Exploring the paper Kleinman, S. and Copp, M., 2009. Denying social harm: Students’ resistance to lessons about inequality. Teaching Sociology, 37(3), pp.283-293.
Blog four of five, in a series by Dr Chrissi McCarthy.
Kleinman. and Copp summarised four central beliefs that students held about social harm; these beliefs prevented students from seeing how the environments they were in impacted people’s behaviour.
Not every student held every belief to be true, and other beliefs were held; however, Kleinman. and Copp found these four beliefs to be strikingly common:
Harm happens when someone intentionally does something serious and obvious.
Students pictured harm as a single dramatic act by a ‘bad person’. Real‑life discrimination is often subtler than that.
Harm starts in the mind.
Students blamed individuals (‘bad apples’) and overlooked the environments, though jokes and routines that encourage harmful behaviour.”

There is always someone to blame for harm.
When there is no clear aggressor, students blame the victims by saying they did not work hard enough or care enough.
It can’t harm you if you enjoy it.
If someone enjoys an activity (for example, a ‘ladies’ night’), students find it hard to recognise its underlying sexism.

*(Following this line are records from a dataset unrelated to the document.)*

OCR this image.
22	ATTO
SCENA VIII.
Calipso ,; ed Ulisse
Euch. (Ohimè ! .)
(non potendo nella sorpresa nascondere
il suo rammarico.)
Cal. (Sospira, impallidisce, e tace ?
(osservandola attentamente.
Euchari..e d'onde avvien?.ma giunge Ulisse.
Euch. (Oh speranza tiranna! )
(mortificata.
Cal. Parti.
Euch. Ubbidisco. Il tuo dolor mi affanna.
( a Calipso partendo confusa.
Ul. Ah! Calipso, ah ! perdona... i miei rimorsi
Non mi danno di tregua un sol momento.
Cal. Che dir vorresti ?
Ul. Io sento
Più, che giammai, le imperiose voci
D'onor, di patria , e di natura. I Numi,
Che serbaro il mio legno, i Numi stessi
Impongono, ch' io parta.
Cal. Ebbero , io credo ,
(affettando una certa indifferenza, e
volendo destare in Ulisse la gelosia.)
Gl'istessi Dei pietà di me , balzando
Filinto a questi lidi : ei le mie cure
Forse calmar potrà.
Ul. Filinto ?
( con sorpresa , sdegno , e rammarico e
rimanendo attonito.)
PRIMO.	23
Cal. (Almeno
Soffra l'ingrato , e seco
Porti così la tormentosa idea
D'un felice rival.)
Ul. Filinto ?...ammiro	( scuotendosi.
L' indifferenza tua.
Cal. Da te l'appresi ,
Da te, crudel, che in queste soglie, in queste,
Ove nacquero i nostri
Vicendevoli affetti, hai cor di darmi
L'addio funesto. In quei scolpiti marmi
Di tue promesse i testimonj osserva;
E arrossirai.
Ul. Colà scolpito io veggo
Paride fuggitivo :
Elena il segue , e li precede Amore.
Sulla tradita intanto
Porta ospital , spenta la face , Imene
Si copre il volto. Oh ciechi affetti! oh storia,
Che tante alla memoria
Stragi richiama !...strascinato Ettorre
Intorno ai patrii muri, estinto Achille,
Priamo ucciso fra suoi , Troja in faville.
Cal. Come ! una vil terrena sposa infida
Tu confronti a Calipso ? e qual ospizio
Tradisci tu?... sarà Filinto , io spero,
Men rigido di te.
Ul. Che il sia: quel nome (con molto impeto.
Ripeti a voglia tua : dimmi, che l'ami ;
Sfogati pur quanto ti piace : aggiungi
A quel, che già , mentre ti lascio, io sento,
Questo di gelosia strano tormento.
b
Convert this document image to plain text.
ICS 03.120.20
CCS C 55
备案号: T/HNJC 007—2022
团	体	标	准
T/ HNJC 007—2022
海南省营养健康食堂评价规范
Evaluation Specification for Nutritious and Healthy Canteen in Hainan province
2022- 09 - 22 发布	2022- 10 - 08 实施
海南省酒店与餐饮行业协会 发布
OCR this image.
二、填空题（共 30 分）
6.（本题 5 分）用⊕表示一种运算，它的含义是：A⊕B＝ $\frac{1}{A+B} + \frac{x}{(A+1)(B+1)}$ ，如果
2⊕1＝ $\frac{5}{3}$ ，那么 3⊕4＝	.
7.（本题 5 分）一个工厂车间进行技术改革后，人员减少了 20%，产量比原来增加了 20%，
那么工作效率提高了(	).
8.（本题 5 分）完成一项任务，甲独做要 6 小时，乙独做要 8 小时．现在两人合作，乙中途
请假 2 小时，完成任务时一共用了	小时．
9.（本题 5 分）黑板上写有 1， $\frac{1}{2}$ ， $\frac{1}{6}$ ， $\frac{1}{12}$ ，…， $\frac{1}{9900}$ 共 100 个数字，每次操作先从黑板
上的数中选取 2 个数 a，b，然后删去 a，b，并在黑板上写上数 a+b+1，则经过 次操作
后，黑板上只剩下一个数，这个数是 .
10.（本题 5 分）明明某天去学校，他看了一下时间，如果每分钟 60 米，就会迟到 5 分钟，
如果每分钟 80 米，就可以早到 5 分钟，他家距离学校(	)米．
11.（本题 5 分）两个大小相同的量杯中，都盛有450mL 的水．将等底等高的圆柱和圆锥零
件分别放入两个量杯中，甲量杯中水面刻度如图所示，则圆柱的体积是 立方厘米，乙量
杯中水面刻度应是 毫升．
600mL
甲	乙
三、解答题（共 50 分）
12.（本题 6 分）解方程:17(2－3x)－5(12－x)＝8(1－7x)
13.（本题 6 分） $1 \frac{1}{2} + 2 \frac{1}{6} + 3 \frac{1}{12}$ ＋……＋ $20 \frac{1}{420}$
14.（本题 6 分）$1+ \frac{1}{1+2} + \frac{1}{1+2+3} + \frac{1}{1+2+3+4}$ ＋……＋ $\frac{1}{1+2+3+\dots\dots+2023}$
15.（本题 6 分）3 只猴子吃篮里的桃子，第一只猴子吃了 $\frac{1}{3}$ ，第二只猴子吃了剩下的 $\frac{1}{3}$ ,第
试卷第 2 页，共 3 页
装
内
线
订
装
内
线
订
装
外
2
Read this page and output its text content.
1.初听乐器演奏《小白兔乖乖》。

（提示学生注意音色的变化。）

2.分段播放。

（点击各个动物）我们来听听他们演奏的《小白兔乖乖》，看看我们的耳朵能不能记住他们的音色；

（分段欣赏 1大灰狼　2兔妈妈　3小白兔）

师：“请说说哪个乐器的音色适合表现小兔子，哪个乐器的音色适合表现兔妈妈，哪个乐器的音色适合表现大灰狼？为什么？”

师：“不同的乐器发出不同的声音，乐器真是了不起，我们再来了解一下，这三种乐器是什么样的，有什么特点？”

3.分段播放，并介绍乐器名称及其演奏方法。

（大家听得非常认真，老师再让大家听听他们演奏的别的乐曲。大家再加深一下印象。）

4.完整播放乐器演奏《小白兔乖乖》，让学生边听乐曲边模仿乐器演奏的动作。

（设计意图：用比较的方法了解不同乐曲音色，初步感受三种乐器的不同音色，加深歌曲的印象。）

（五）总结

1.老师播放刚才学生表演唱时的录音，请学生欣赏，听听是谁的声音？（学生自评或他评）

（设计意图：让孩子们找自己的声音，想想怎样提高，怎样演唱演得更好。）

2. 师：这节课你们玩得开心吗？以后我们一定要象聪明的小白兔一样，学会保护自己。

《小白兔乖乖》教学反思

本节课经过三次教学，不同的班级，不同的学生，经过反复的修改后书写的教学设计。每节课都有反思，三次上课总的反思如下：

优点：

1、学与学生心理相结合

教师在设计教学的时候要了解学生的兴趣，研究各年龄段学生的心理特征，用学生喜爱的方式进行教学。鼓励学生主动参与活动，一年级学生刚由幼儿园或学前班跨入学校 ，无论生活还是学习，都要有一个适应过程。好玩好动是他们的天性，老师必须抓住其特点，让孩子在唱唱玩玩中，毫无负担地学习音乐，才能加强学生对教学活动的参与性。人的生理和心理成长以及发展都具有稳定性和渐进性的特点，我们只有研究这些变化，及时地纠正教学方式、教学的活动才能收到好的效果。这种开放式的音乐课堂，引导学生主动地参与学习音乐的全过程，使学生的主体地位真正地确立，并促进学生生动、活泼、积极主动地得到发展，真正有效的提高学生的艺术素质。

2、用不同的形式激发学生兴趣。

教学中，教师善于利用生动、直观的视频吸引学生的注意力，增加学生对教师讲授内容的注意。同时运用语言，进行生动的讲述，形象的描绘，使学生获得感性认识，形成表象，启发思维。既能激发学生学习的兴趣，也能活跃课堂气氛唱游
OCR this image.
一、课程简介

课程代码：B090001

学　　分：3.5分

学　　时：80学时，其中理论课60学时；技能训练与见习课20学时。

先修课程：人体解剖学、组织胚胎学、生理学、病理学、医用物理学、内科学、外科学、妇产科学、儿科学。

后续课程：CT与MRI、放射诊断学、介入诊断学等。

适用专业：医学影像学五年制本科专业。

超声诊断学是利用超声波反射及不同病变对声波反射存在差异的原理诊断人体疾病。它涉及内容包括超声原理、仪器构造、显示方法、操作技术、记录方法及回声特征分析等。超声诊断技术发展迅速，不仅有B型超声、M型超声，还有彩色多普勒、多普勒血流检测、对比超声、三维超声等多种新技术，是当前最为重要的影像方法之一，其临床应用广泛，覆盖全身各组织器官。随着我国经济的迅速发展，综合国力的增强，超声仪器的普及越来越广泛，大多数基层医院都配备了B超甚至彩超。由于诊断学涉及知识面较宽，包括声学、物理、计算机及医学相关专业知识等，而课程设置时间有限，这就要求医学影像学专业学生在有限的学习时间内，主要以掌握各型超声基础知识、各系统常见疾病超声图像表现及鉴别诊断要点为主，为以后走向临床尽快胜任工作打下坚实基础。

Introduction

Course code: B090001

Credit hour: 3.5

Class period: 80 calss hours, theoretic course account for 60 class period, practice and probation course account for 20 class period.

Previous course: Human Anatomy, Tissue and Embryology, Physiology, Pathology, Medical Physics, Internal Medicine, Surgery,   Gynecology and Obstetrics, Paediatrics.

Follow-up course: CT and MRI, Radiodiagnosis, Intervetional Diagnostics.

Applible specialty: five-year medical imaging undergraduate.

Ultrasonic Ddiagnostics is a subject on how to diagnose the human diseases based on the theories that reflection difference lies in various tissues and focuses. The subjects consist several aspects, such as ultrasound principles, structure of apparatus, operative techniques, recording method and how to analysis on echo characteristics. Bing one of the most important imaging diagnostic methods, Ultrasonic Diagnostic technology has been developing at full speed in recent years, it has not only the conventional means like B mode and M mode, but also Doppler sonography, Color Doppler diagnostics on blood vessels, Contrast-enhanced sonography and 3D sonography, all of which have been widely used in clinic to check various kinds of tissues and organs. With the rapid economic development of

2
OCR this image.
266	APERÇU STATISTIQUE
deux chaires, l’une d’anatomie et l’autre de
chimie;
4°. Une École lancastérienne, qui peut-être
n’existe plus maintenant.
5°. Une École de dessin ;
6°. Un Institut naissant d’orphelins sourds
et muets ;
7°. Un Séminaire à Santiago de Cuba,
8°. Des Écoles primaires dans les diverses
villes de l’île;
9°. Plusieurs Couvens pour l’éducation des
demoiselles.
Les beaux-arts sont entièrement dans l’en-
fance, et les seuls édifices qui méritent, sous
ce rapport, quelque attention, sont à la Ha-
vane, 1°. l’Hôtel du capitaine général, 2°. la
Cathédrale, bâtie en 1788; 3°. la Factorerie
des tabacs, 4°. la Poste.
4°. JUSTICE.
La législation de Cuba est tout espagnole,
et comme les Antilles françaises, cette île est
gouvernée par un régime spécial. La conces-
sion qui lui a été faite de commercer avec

These core beliefs worked together to prevent students from seeing how harm was part of a wider picture, not an individual cause and effect.
Applying the learning
Using the beliefs as a foundation, Kleinman. and Copp then developed resources to help students develop their thinking, giving students control by assisting them to understand the hidden society they operate within.
They suggest several ideas, including.
- Shift students’ focus away from “good people” vs. “bad people”. Instead, they wanted students to focus on how social behaviours can reproduce or challenge inequality.
- Encourage students to think about the experiences through groups, not just as individuals.
- Consider who is harmed and who benefits in group situations
I apply Kleinman. and Copp‘s ideas in my EDI training, where participants are in a space where they expect to learn and engage. As a facilitator, I may be more likely to engage with the thinking exercises I provide. If you are in a similar situation, this paper could stand you in good stead.

Adding context
If we recall our earlier blogs, we discussed the need for context, emphasising that different environments present distinct challenges. So, we need to consider how we use this information in our various contexts.
Your environment may not be suitable for applying the ideas presented in the paper directly.
However, it may provide some ways to consider how we approach EDI challenges, even if the paper does not precisely dictate a specific course of action.
For example, if I were in charge of the culture in a large organisation, I would use the findings of the paper to inform any attempts I might make to determine if people in the company had faced discrimination. Instead of asking a question like
“Have you faced discrimination in your role?
Or even a softer
“Have you ever felt you were treated unfavourably at work because of a personal characteristic (for example age, gender, race, religion, disability or sexual orientation)?
The paper we discussed today warns me that people don’t always recognise unequal behaviour as such, and direct questions like this could prevent me from gaining an informed picture of my organisation.
If I want to understand what is going on, I need to think a little deeper. I might pick a specific area I want to know more about, such as applying for a promotion, and ask groups with power and without it how they experienced each step of the process. I would then compare the answers to see if different experiences were apparent. Then seek to address them.
Wider still
Understanding EDI as a sociological problem, by which I mean one that considers the way our society functions, can feel like we are now tackling a bigger problem. And we are.
If our approach to tackling inequality fails to recognise the wider underpinnings of people’s behaviours, we are unlikely to achieve the change we suggest we are looking for.
As EDI practitioners, we should not only recognise the sociological underpinnings that impact our thinking, but we should also apply that thinking to our work, at the very least considering how organisational environments shape behaviour and how that behaviour, in turn, reproduces or challenges inequalities.
If we only work to fix the individual and not the environment, we are like people endlessly picking up apples that keep falling off a lorry, when we just need to close the door.